Соблазнитель еще долго черпал из туго набитого кошелька маркизы д’Юрфе. Некоторые даже утверждают, что в общей сложности она истратила на него, а также по его просьбам около миллиона ливров. На первый взгляд сумма огромная, но если принять во внимание аппетиты Казановы, стоимость подаренных ему и выманенных им обманным путем драгоценностей, оплаченные карточные долги, то она окажется вполне скромной. Однако прозрение все же наступило. Видимо, кто-то из племянников, подсчитав убытки, нанесенные будущему наследству легкомысленной и увлекающейся тетушки, всерьез занялся излечением почтенной дамы от болезни, именуемой Казанова, в чем и преуспел. А раздосадованный Соблазнитель, поняв, что источник денег иссяк, для себя похоронил маркизу и более о ней не вспоминал. В действительности же маркиза скончалась в ноябре 1775 года, на двенадцать лет позже, чем указано в «Мемуарах». Ни с одной другой женщиной у него не было таких долгих отношений, как с мадам д’Юрфе. Но чувство благодарности никогда не было свойственно самолюбивому Соблазнителю. В «Мемуарах» он не написал об этой экзальтированной и доверчивой женщине ни одного по-настоящему доброго слова.
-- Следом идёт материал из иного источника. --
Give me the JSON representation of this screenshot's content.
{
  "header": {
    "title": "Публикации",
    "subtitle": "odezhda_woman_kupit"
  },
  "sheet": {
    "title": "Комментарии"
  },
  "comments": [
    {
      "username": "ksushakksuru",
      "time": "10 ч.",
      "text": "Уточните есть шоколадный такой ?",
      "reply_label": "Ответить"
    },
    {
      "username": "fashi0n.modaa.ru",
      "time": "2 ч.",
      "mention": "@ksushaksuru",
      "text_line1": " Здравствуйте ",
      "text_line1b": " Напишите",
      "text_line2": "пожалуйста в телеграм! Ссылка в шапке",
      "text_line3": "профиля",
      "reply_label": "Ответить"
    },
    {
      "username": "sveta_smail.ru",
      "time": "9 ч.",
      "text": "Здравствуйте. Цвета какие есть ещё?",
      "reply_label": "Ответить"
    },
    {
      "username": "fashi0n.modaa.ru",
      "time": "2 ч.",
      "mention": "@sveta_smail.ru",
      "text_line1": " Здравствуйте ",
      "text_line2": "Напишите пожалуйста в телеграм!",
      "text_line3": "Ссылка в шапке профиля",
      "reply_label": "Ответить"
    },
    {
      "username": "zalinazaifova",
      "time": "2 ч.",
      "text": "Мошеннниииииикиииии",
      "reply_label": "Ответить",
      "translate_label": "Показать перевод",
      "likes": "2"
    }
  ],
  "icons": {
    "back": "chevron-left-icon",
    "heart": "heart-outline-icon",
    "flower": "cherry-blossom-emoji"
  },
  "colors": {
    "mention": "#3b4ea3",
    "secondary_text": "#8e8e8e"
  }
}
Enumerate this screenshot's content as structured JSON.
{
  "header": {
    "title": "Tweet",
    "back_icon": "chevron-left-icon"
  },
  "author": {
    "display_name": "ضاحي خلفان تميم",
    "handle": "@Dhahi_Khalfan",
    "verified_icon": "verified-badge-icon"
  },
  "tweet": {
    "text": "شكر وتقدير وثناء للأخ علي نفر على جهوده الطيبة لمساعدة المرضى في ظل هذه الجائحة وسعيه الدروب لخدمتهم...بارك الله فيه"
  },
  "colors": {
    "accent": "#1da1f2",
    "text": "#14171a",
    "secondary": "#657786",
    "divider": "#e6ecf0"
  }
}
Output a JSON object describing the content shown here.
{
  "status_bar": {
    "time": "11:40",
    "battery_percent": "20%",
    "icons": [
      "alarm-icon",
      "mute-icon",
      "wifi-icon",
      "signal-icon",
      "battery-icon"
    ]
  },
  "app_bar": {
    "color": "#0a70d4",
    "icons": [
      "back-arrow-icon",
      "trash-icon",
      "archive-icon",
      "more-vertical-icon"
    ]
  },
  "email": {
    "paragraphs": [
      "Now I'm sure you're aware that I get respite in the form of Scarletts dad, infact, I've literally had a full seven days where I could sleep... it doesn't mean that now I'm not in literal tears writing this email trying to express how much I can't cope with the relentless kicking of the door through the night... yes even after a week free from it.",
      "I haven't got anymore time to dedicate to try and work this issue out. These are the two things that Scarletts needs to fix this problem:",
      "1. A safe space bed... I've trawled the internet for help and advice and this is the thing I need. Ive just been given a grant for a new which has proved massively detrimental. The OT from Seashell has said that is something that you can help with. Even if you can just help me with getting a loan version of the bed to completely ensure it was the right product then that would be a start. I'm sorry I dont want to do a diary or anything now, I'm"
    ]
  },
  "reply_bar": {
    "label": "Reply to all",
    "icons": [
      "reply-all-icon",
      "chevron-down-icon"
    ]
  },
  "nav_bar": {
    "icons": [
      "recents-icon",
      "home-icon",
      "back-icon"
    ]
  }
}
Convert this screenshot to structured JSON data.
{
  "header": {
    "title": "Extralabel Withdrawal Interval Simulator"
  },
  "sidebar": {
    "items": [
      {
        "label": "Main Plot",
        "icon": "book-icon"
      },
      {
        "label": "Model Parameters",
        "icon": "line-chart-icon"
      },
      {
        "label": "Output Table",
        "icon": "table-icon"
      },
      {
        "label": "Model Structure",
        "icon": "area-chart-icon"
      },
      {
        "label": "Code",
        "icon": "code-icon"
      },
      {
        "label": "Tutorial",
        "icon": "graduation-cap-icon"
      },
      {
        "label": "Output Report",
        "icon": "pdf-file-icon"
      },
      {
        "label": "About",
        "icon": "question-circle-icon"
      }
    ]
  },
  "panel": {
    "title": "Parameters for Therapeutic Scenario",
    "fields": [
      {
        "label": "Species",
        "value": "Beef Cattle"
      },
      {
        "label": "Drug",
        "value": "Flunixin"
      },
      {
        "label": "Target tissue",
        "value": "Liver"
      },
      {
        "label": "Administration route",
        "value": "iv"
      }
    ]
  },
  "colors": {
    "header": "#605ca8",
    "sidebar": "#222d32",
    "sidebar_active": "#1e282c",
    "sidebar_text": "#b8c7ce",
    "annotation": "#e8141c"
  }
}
История перерождения завершилась разрывом маркизы с морочившим ей голову шарлатаном. Для Казановы это был, пожалуй, не самый худший выход из положения: ведь продолжай мадам д’Юрфе верить ему, какое объяснение пришлось бы ему придумать, когда в урочный срок она бы не родила обещанного ей младенца? А ведь он еще обещал выбрать маркизе мужа, дабы ребенок был признан законнорожденным и получил бы наследство матери… Вряд ли у Казановы хватило бы терпения растянуть превращение маркизы д’Юрфе в мужчину еще на несколько лет — упорство и постоянство никогда не входили в число его добродетелей. Пожалуй, только побег из Пьомби был предприятием, доведенным им до конца.